Don't be afraid to speak up and ask for help. Others often do not realize how lonely someone can feel and would immediately want to connect somehow if they knew. It could be setting up a video connection and/or leave that time and space open while doing other things like cooking, folding the laundry or drinking your morning tea. This way you experience a little more of that everyday connection; being in someone's presence without having to constantly chat about something specific. This feels really nice to do with someone in your circle.
Taking good care of yourself will help reduce depression and mental stress. Keep exercising even if you don't go out on the street. YouTube is full of useful videos. We love streaming The Class by Taryn Toomey.
Eat healthy foods. For many people, sitting at home leads to unhealthy eating habits. Eat lots of fruit and vegetables, whole grains, legumes plus some seeds and nuts. Truly digesting a balanced diet will allow for much less stress in your life.
Get enough sleep and work to improve your sleep quality when needed. Spend the last 2 hours of the evening AWAY from your screens and try to experience at least half an hour of daylight each day. Go outside in the garden, your back yard or balcony, or just simply sit by a window for a while. If you are not able to get outside, it is important that you take vitamin D supplements, especially if you eat a plant based diet.
In addition to practicing mindfulness and breathing around uncomfortable feelings, it is smart to meditate for at least 10 minutes or more each day. This small habit allows you to live in the moment and put your problems in perspective, as well as take your thoughts less seriously. Ultimately the more meditation in your life, the easier the challenges become, feeling much less stress and overwhelm!
Write down what you're thankful for and why. This will help you shift your attention from stressors to the nice things your life. Gratitude helps you develop more joy, even in difficult times. It's a little effort with big reward. You can even turn this into a fun joint routine with a partner, friend or kids. For example, going around with the whole household for dinner: "What are you grateful for today and why?" Gratitude creates an upward spiral, making it easier to stay positive.
Doing something practical and useful can help us snap out of negativity, even if just for a little while. By working with your hands for a moment you move your attention out of your head and away from your negative thoughts.
Clean your house or tackle a paint project you’ve been meaning to address. Take care of your plants, shift the furniture, organize your papers, clean a cupboard, make a nutritious meal.
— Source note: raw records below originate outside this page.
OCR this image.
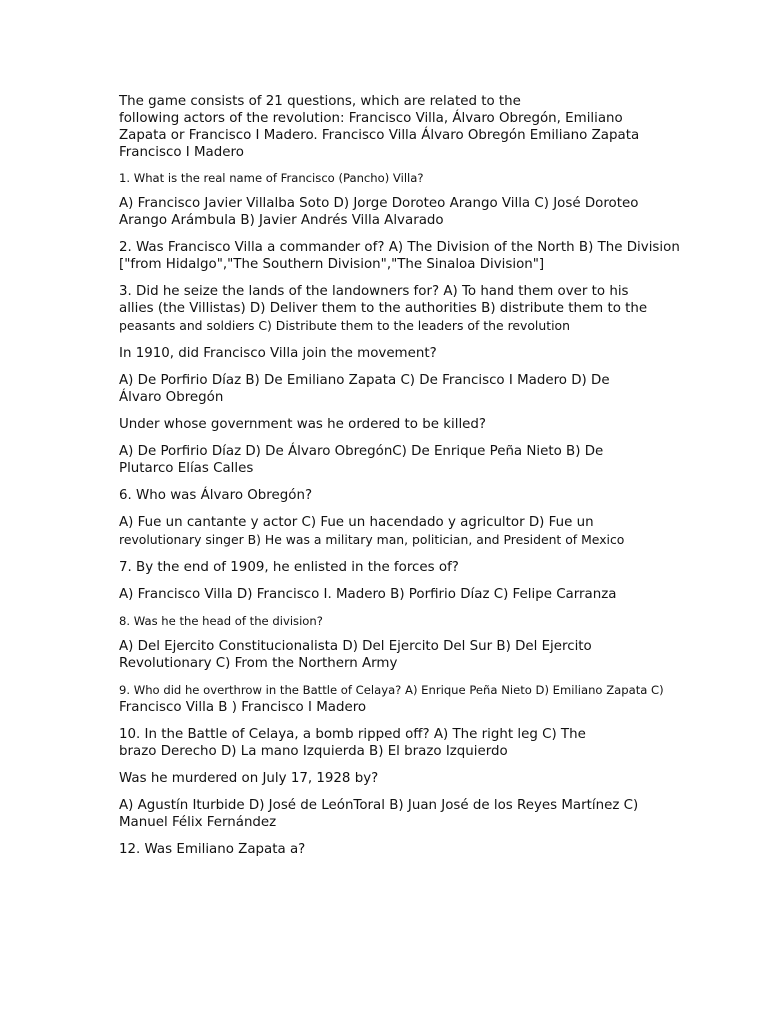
The game consists of 21 questions, which are related to the
following actors of the revolution: Francisco Villa, Álvaro Obregón, Emiliano
Zapata or Francisco I Madero. Francisco Villa Álvaro Obregón Emiliano Zapata
Francisco I Madero

1. What is the real name of Francisco (Pancho) Villa?

A) Francisco Javier Villalba Soto D) Jorge Doroteo Arango Villa C) José Doroteo
Arango Arámbula B) Javier Andrés Villa Alvarado

2. Was Francisco Villa a commander of? A) The Division of the North B) The Division
["from Hidalgo","The Southern Division","The Sinaloa Division"]

3. Did he seize the lands of the landowners for? A) To hand them over to his
allies (the Villistas) D) Deliver them to the authorities B) distribute them to the
peasants and soldiers C) Distribute them to the leaders of the revolution

In 1910, did Francisco Villa join the movement?

A) De Porfirio Díaz B) De Emiliano Zapata C) De Francisco I Madero D) De
Álvaro Obregón

Under whose government was he ordered to be killed?

A) De Porfirio Díaz D) De Álvaro ObregónC) De Enrique Peña Nieto B) De
Plutarco Elías Calles

6. Who was Álvaro Obregón?

A) Fue un cantante y actor C) Fue un hacendado y agricultor D) Fue un
revolutionary singer B) He was a military man, politician, and President of Mexico

7. By the end of 1909, he enlisted in the forces of?

A) Francisco Villa D) Francisco I. Madero B) Porfirio Díaz C) Felipe Carranza

8. Was he the head of the division?

A) Del Ejercito Constitucionalista D) Del Ejercito Del Sur B) Del Ejercito
Revolutionary C) From the Northern Army

9. Who did he overthrow in the Battle of Celaya? A) Enrique Peña Nieto D) Emiliano Zapata C)
Francisco Villa B ) Francisco I Madero

10. In the Battle of Celaya, a bomb ripped off? A) The right leg C) The
brazo Derecho D) La mano Izquierda B) El brazo Izquierdo

Was he murdered on July 17, 1928 by?

A) Agustín Iturbide D) José de LeónToral B) Juan José de los Reyes Martínez C)
Manuel Félix Fernández

12. Was Emiliano Zapata a?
Put your smartphone away, close your laptop - let that whole corona crisis be what it is - and do something useful with your hands. It helps!
In addition to doing useful things with your hands, you can also make yourself useful to other people. This is a great way to experience fulfillment and meaning in uncertain times.
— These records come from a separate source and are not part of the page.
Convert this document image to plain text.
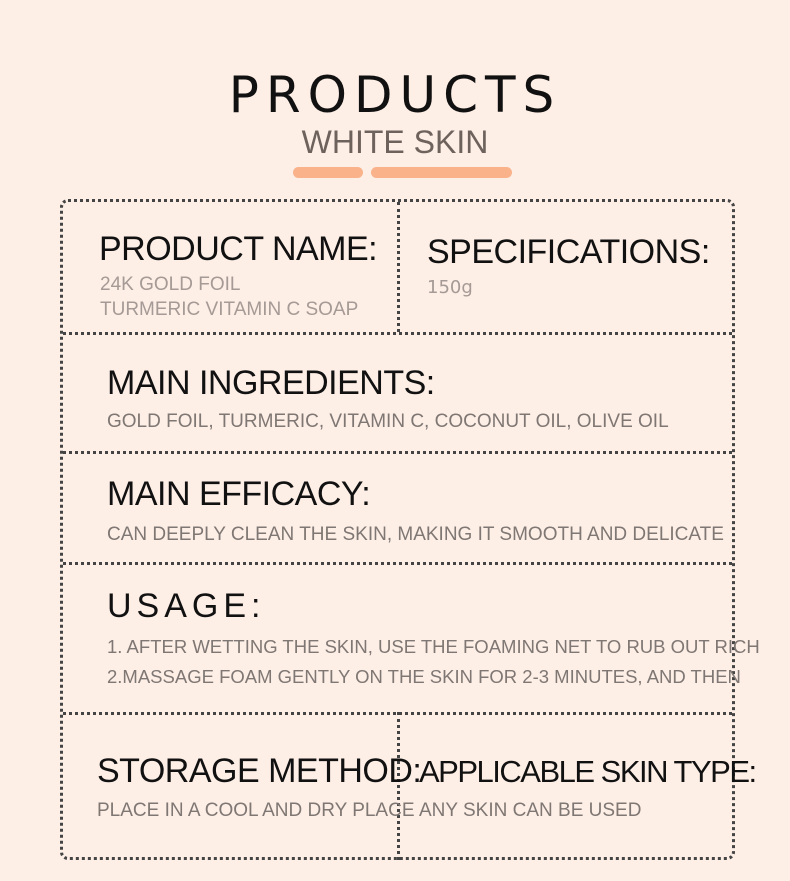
PRODUCTS
WHITE SKIN
PRODUCT NAME:
24K GOLD FOIL
TURMERIC VITAMIN C SOAP
SPECIFICATIONS:
150g
MAIN INGREDIENTS:
GOLD FOIL, TURMERIC, VITAMIN C, COCONUT OIL, OLIVE OIL
MAIN EFFICACY:
CAN DEEPLY CLEAN THE SKIN, MAKING IT SMOOTH AND DELICATE
USAGE:
1. AFTER WETTING THE SKIN, USE THE FOAMING NET TO RUB OUT RICH
2.MASSAGE FOAM GENTLY ON THE SKIN FOR 2-3 MINUTES, AND THEN
STORAGE METHOD:
PLACE IN A COOL AND DRY PLACE
APPLICABLE SKIN TYPE:
ANY SKIN CAN BE USED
Find out what others need and find out how you can make a difference. In these times of isolation, your options are sometimes limited, but everyone needs something: a listening ear, a new pair of shoes, prepared lunches, cleaner air and water, maybe donating to your favorite charity or non-profit.
Keep checking on your community and environment to see how people are doing and what is needed. So many beautiful things are happening during this period - and you can contribute to that.
Everything is temporary - including the pandemic. We will look back on this with mixed feelings and we will share our stories with the next generation.
Trying to hold on to this way of thinking will help us all put this situation into perspective as it is happening. We know from history that humankind has overcome great upheaval, we are a very resilient species and with the help of the people we love, we will all make it to the other side of this pandemic.